This text is not a technical one, although it is related to technical issues. I did not come up with these ideas myself, I picked them up when I attended a conference on grid computing. The problem described caught my interest, because as a programmer, it frustrates me that I never have the time to write the code I would like to write.
Suppose you would write everything down what you're thinking, pen every thought down on paper until you die, then you will find that when you die, you still haven't written down everything you ever thought. This is because you can think many, many times faster than you can write. This is known as the bandwidth problem.
Computers have a central processing unit (or cpu), and memory in the form of RAM memory and disk memory. To accept input, there is a keyboard and it has a screen to show output on. Humans are much alike, our brain serves as both cpu and memory, our eyes and ears are receptors (input devices) and we can talk or use facial expressions for output. Of course, we weren't modeled after computers, computers were (more or less) modeled after us instead.
Inside a computer, the fastest component is the cpu. It has a certain amount
of bits per second it can process. The speed with which it can get bits from
memory, however, is limited by the bandwidth of the bus (or channel) that
connects the cpu to the memory and by the speed of the memory itself.
This bandwidth is much like with traffic: the broader the highway, the more
cars can pass in one hour.
The output to disk, compared to the speed of a cpu, is very slow. We can
descend the chain even further; tape I/O is usally slower than disk I/O.
As said, humans are much alike. Our brain works relatively fast, and our eyes can receive a fair amount of data. Our ears work slower, and compared to a dog our noses aren't very good -- what I'm trying to say is that our input devices are quite slow. Same goes for our output devices, our speech is dreadfully slow and we cannot work very fast with our hands. The problem is that the bandwidth of our brain is by factors larger than the bandwidth of our input and output devices.
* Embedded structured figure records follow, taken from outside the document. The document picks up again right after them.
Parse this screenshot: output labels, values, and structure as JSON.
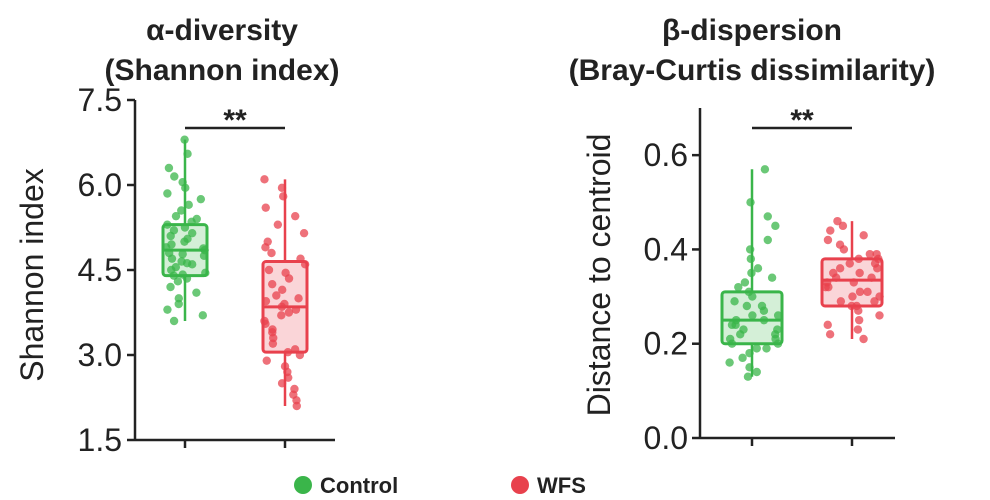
{
  "legend": [
    {
      "label": "Control",
      "color": "#3ab54a"
    },
    {
      "label": "WFS",
      "color": "#e8414d"
    }
  ],
  "chart_data": [
    {
      "type": "box",
      "title": "α-diversity",
      "subtitle": "(Shannon index)",
      "ylabel": "Shannon index",
      "xlabel": "",
      "ylim": [
        1.5,
        7.5
      ],
      "yticks": [
        1.5,
        3.0,
        4.5,
        6.0,
        7.5
      ],
      "ytick_labels": [
        "1.5",
        "3.0",
        "4.5",
        "6.0",
        "7.5"
      ],
      "significance": "**",
      "series": [
        {
          "name": "Control",
          "color": "#3ab54a",
          "box": {
            "min": 3.6,
            "q1": 4.4,
            "median": 4.85,
            "q3": 5.3,
            "max": 6.8
          },
          "points": [
            6.8,
            6.55,
            6.3,
            6.15,
            6.05,
            5.95,
            5.85,
            5.75,
            5.65,
            5.55,
            5.45,
            5.4,
            5.35,
            5.3,
            5.25,
            5.2,
            5.15,
            5.1,
            5.05,
            5.0,
            4.95,
            4.9,
            4.88,
            4.85,
            4.8,
            4.78,
            4.75,
            4.7,
            4.65,
            4.62,
            4.6,
            4.55,
            4.5,
            4.45,
            4.42,
            4.4,
            4.35,
            4.3,
            4.2,
            4.1,
            4.0,
            3.9,
            3.8,
            3.7,
            3.6
          ]
        },
        {
          "name": "WFS",
          "color": "#e8414d",
          "box": {
            "min": 2.1,
            "q1": 3.05,
            "median": 3.85,
            "q3": 4.65,
            "max": 6.1
          },
          "points": [
            6.1,
            5.95,
            5.8,
            5.6,
            5.45,
            5.3,
            5.15,
            5.0,
            4.9,
            4.8,
            4.7,
            4.6,
            4.5,
            4.45,
            4.35,
            4.25,
            4.15,
            4.05,
            4.0,
            3.95,
            3.9,
            3.85,
            3.8,
            3.75,
            3.7,
            3.6,
            3.55,
            3.45,
            3.4,
            3.3,
            3.2,
            3.1,
            3.05,
            3.0,
            2.9,
            2.8,
            2.7,
            2.6,
            2.5,
            2.4,
            2.3,
            2.2,
            2.1
          ]
        }
      ]
    },
    {
      "type": "box",
      "title": "β-dispersion",
      "subtitle": "(Bray-Curtis dissimilarity)",
      "ylabel": "Distance to centroid",
      "xlabel": "",
      "ylim": [
        0.0,
        0.7
      ],
      "yticks": [
        0.0,
        0.2,
        0.4,
        0.6
      ],
      "ytick_labels": [
        "0.0",
        "0.2",
        "0.4",
        "0.6"
      ],
      "significance": "**",
      "series": [
        {
          "name": "Control",
          "color": "#3ab54a",
          "box": {
            "min": 0.13,
            "q1": 0.2,
            "median": 0.25,
            "q3": 0.31,
            "max": 0.57
          },
          "points": [
            0.57,
            0.5,
            0.47,
            0.45,
            0.42,
            0.4,
            0.38,
            0.36,
            0.35,
            0.34,
            0.33,
            0.32,
            0.31,
            0.3,
            0.29,
            0.28,
            0.28,
            0.27,
            0.26,
            0.26,
            0.25,
            0.25,
            0.24,
            0.24,
            0.23,
            0.23,
            0.22,
            0.22,
            0.21,
            0.21,
            0.2,
            0.2,
            0.19,
            0.19,
            0.18,
            0.17,
            0.16,
            0.15,
            0.14,
            0.13
          ]
        },
        {
          "name": "WFS",
          "color": "#e8414d",
          "box": {
            "min": 0.21,
            "q1": 0.28,
            "median": 0.335,
            "q3": 0.38,
            "max": 0.46
          },
          "points": [
            0.46,
            0.45,
            0.44,
            0.43,
            0.42,
            0.41,
            0.4,
            0.39,
            0.39,
            0.38,
            0.38,
            0.37,
            0.37,
            0.36,
            0.36,
            0.35,
            0.35,
            0.34,
            0.34,
            0.33,
            0.33,
            0.32,
            0.32,
            0.31,
            0.31,
            0.3,
            0.3,
            0.29,
            0.29,
            0.28,
            0.28,
            0.27,
            0.26,
            0.25,
            0.24,
            0.23,
            0.22,
            0.21
          ]
        }
      ]
    }
  ]
}
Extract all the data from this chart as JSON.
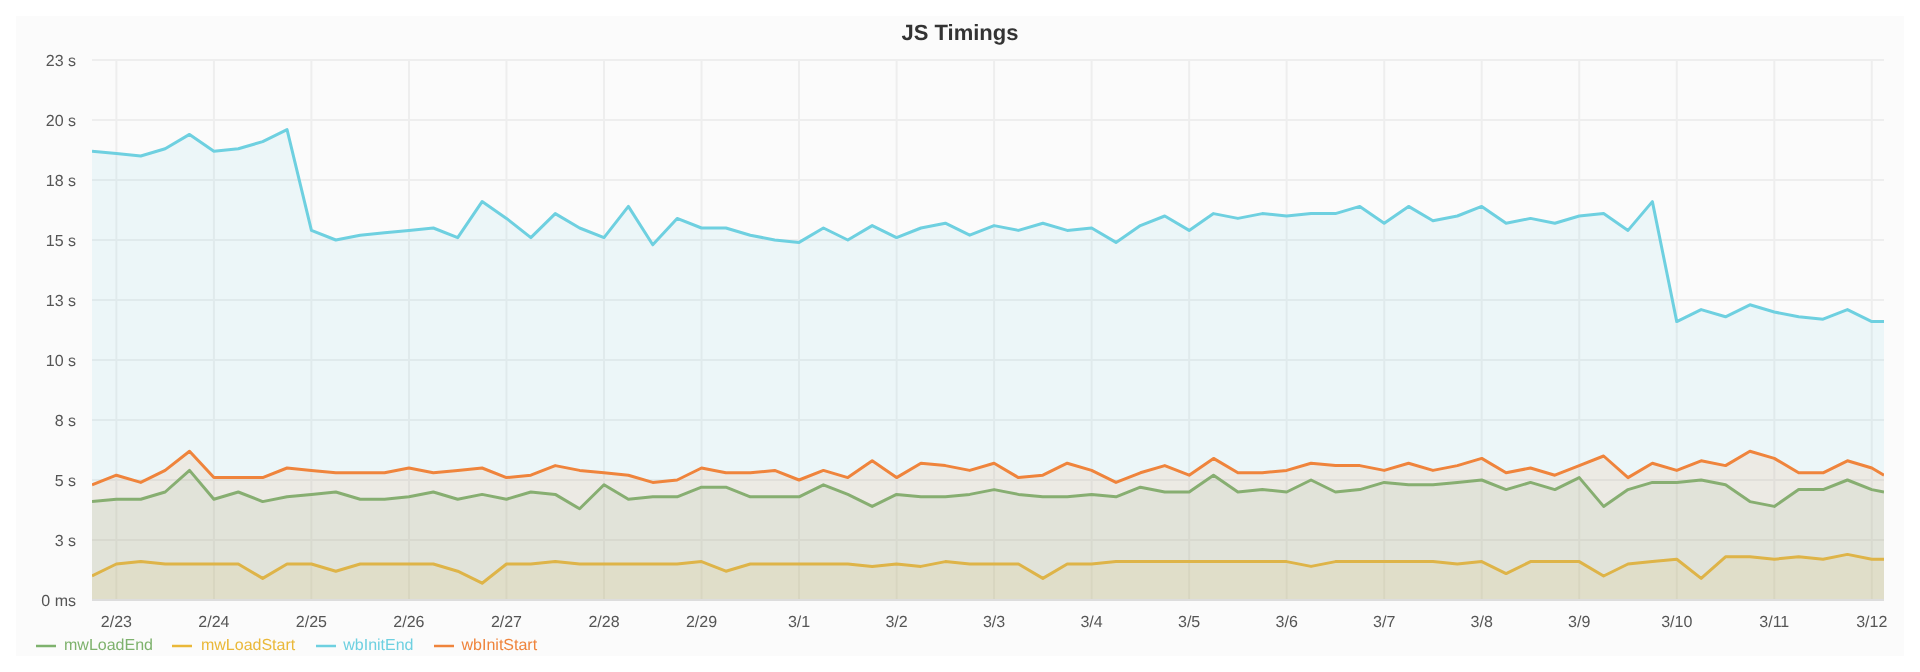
{
  "chart_data": {
    "type": "area",
    "title": "JS Timings",
    "x": [
      "--02-22T18:00",
      "--02-23T00:00",
      "--02-23T06:00",
      "--02-23T12:00",
      "--02-23T18:00",
      "--02-24T00:00",
      "--02-24T06:00",
      "--02-24T12:00",
      "--02-24T18:00",
      "--02-25T00:00",
      "--02-25T06:00",
      "--02-25T12:00",
      "--02-25T18:00",
      "--02-26T00:00",
      "--02-26T06:00",
      "--02-26T12:00",
      "--02-26T18:00",
      "--02-27T00:00",
      "--02-27T06:00",
      "--02-27T12:00",
      "--02-27T18:00",
      "--02-28T00:00",
      "--02-28T06:00",
      "--02-28T12:00",
      "--02-28T18:00",
      "--02-29T00:00",
      "--02-29T06:00",
      "--02-29T12:00",
      "--02-29T18:00",
      "--03-01T00:00",
      "--03-01T06:00",
      "--03-01T12:00",
      "--03-01T18:00",
      "--03-02T00:00",
      "--03-02T06:00",
      "--03-02T12:00",
      "--03-02T18:00",
      "--03-03T00:00",
      "--03-03T06:00",
      "--03-03T12:00",
      "--03-03T18:00",
      "--03-04T00:00",
      "--03-04T06:00",
      "--03-04T12:00",
      "--03-04T18:00",
      "--03-05T00:00",
      "--03-05T06:00",
      "--03-05T12:00",
      "--03-05T18:00",
      "--03-06T00:00",
      "--03-06T06:00",
      "--03-06T12:00",
      "--03-06T18:00",
      "--03-07T00:00",
      "--03-07T06:00",
      "--03-07T12:00",
      "--03-07T18:00",
      "--03-08T00:00",
      "--03-08T06:00",
      "--03-08T12:00",
      "--03-08T18:00",
      "--03-09T00:00",
      "--03-09T06:00",
      "--03-09T12:00",
      "--03-09T18:00",
      "--03-10T00:00",
      "--03-10T06:00",
      "--03-10T12:00",
      "--03-10T18:00",
      "--03-11T00:00",
      "--03-11T06:00",
      "--03-11T12:00",
      "--03-11T18:00",
      "--03-12T00:00",
      "--03-12T03:00"
    ],
    "series": [
      {
        "name": "mwLoadEnd",
        "color": "#7eb26d",
        "values": [
          4.1,
          4.2,
          4.2,
          4.5,
          5.4,
          4.2,
          4.5,
          4.1,
          4.3,
          4.4,
          4.5,
          4.2,
          4.2,
          4.3,
          4.5,
          4.2,
          4.4,
          4.2,
          4.5,
          4.4,
          3.8,
          4.8,
          4.2,
          4.3,
          4.3,
          4.7,
          4.7,
          4.3,
          4.3,
          4.3,
          4.8,
          4.4,
          3.9,
          4.4,
          4.3,
          4.3,
          4.4,
          4.6,
          4.4,
          4.3,
          4.3,
          4.4,
          4.3,
          4.7,
          4.5,
          4.5,
          5.2,
          4.5,
          4.6,
          4.5,
          5.0,
          4.5,
          4.6,
          4.9,
          4.8,
          4.8,
          4.9,
          5.0,
          4.6,
          4.9,
          4.6,
          5.1,
          3.9,
          4.6,
          4.9,
          4.9,
          5.0,
          4.8,
          4.1,
          3.9,
          4.6,
          4.6,
          5.0,
          4.6,
          4.5
        ]
      },
      {
        "name": "mwLoadStart",
        "color": "#eab839",
        "values": [
          1.0,
          1.5,
          1.6,
          1.5,
          1.5,
          1.5,
          1.5,
          0.9,
          1.5,
          1.5,
          1.2,
          1.5,
          1.5,
          1.5,
          1.5,
          1.2,
          0.7,
          1.5,
          1.5,
          1.6,
          1.5,
          1.5,
          1.5,
          1.5,
          1.5,
          1.6,
          1.2,
          1.5,
          1.5,
          1.5,
          1.5,
          1.5,
          1.4,
          1.5,
          1.4,
          1.6,
          1.5,
          1.5,
          1.5,
          0.9,
          1.5,
          1.5,
          1.6,
          1.6,
          1.6,
          1.6,
          1.6,
          1.6,
          1.6,
          1.6,
          1.4,
          1.6,
          1.6,
          1.6,
          1.6,
          1.6,
          1.5,
          1.6,
          1.1,
          1.6,
          1.6,
          1.6,
          1.0,
          1.5,
          1.6,
          1.7,
          0.9,
          1.8,
          1.8,
          1.7,
          1.8,
          1.7,
          1.9,
          1.7,
          1.7
        ]
      },
      {
        "name": "wbInitEnd",
        "color": "#6ed0e0",
        "values": [
          18.7,
          18.6,
          18.5,
          18.8,
          19.4,
          18.7,
          18.8,
          19.1,
          19.6,
          15.4,
          15.0,
          15.2,
          15.3,
          15.4,
          15.5,
          15.1,
          16.6,
          15.9,
          15.1,
          16.1,
          15.5,
          15.1,
          16.4,
          14.8,
          15.9,
          15.5,
          15.5,
          15.2,
          15.0,
          14.9,
          15.5,
          15.0,
          15.6,
          15.1,
          15.5,
          15.7,
          15.2,
          15.6,
          15.4,
          15.7,
          15.4,
          15.5,
          14.9,
          15.6,
          16.0,
          15.4,
          16.1,
          15.9,
          16.1,
          16.0,
          16.1,
          16.1,
          16.4,
          15.7,
          16.4,
          15.8,
          16.0,
          16.4,
          15.7,
          15.9,
          15.7,
          16.0,
          16.1,
          15.4,
          16.6,
          11.6,
          12.1,
          11.8,
          12.3,
          12.0,
          11.8,
          11.7,
          12.1,
          11.6,
          11.6
        ]
      },
      {
        "name": "wbInitStart",
        "color": "#ef843c",
        "values": [
          4.8,
          5.2,
          4.9,
          5.4,
          6.2,
          5.1,
          5.1,
          5.1,
          5.5,
          5.4,
          5.3,
          5.3,
          5.3,
          5.5,
          5.3,
          5.4,
          5.5,
          5.1,
          5.2,
          5.6,
          5.4,
          5.3,
          5.2,
          4.9,
          5.0,
          5.5,
          5.3,
          5.3,
          5.4,
          5.0,
          5.4,
          5.1,
          5.8,
          5.1,
          5.7,
          5.6,
          5.4,
          5.7,
          5.1,
          5.2,
          5.7,
          5.4,
          4.9,
          5.3,
          5.6,
          5.2,
          5.9,
          5.3,
          5.3,
          5.4,
          5.7,
          5.6,
          5.6,
          5.4,
          5.7,
          5.4,
          5.6,
          5.9,
          5.3,
          5.5,
          5.2,
          5.6,
          6.0,
          5.1,
          5.7,
          5.4,
          5.8,
          5.6,
          6.2,
          5.9,
          5.3,
          5.3,
          5.8,
          5.5,
          5.2
        ]
      }
    ],
    "xlim": [
      "--02-22T18:00",
      "--03-12T03:00"
    ],
    "xticks": [
      {
        "value": "--02-23",
        "label": "2/23"
      },
      {
        "value": "--02-24",
        "label": "2/24"
      },
      {
        "value": "--02-25",
        "label": "2/25"
      },
      {
        "value": "--02-26",
        "label": "2/26"
      },
      {
        "value": "--02-27",
        "label": "2/27"
      },
      {
        "value": "--02-28",
        "label": "2/28"
      },
      {
        "value": "--02-29",
        "label": "2/29"
      },
      {
        "value": "--03-01",
        "label": "3/1"
      },
      {
        "value": "--03-02",
        "label": "3/2"
      },
      {
        "value": "--03-03",
        "label": "3/3"
      },
      {
        "value": "--03-04",
        "label": "3/4"
      },
      {
        "value": "--03-05",
        "label": "3/5"
      },
      {
        "value": "--03-06",
        "label": "3/6"
      },
      {
        "value": "--03-07",
        "label": "3/7"
      },
      {
        "value": "--03-08",
        "label": "3/8"
      },
      {
        "value": "--03-09",
        "label": "3/9"
      },
      {
        "value": "--03-10",
        "label": "3/10"
      },
      {
        "value": "--03-11",
        "label": "3/11"
      },
      {
        "value": "--03-12",
        "label": "3/12"
      }
    ],
    "ylim": [
      0,
      22.5
    ],
    "yticks": [
      {
        "value": 0,
        "label": "0 ms"
      },
      {
        "value": 2.5,
        "label": "3 s"
      },
      {
        "value": 5,
        "label": "5 s"
      },
      {
        "value": 7.5,
        "label": "8 s"
      },
      {
        "value": 10,
        "label": "10 s"
      },
      {
        "value": 12.5,
        "label": "13 s"
      },
      {
        "value": 15,
        "label": "15 s"
      },
      {
        "value": 17.5,
        "label": "18 s"
      },
      {
        "value": 20,
        "label": "20 s"
      },
      {
        "value": 22.5,
        "label": "23 s"
      }
    ],
    "grid": true,
    "legend": "bottom",
    "marker": "none",
    "line_style": "solid"
  }
}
As a programmer, I use my hands to write a computer program. Because my brain
is working much faster than my hands, I keep getting new ideas before I've
finished typing the program I was currently working on. From time to time,
this becomes very frustrating, because I never get to write the programs that
I actually wanted to write. (I guess writers or painters must have the very
same problem.)
I must add though, that this is also caused by lack of time. But the time
itself is needed only because my I/O devices are too slow to keep up with the
brain.
Humans are too slow to do more than one big thing in their lives. However,
we are with many and each of us can do a small piece of a larger job. This is
much like an ant-farm or, to stay with computers, like a cluster of
workstations. One of the keys to success in making efficiently use of all
resources in a cluster is management, but that is a completely different
story.
Also, we need to teach our next generations our knowledge, which takes a
considerable amount of time (again, because our I/O devices are slow) and
therefore it sometimes takes generations to tackle certain problems.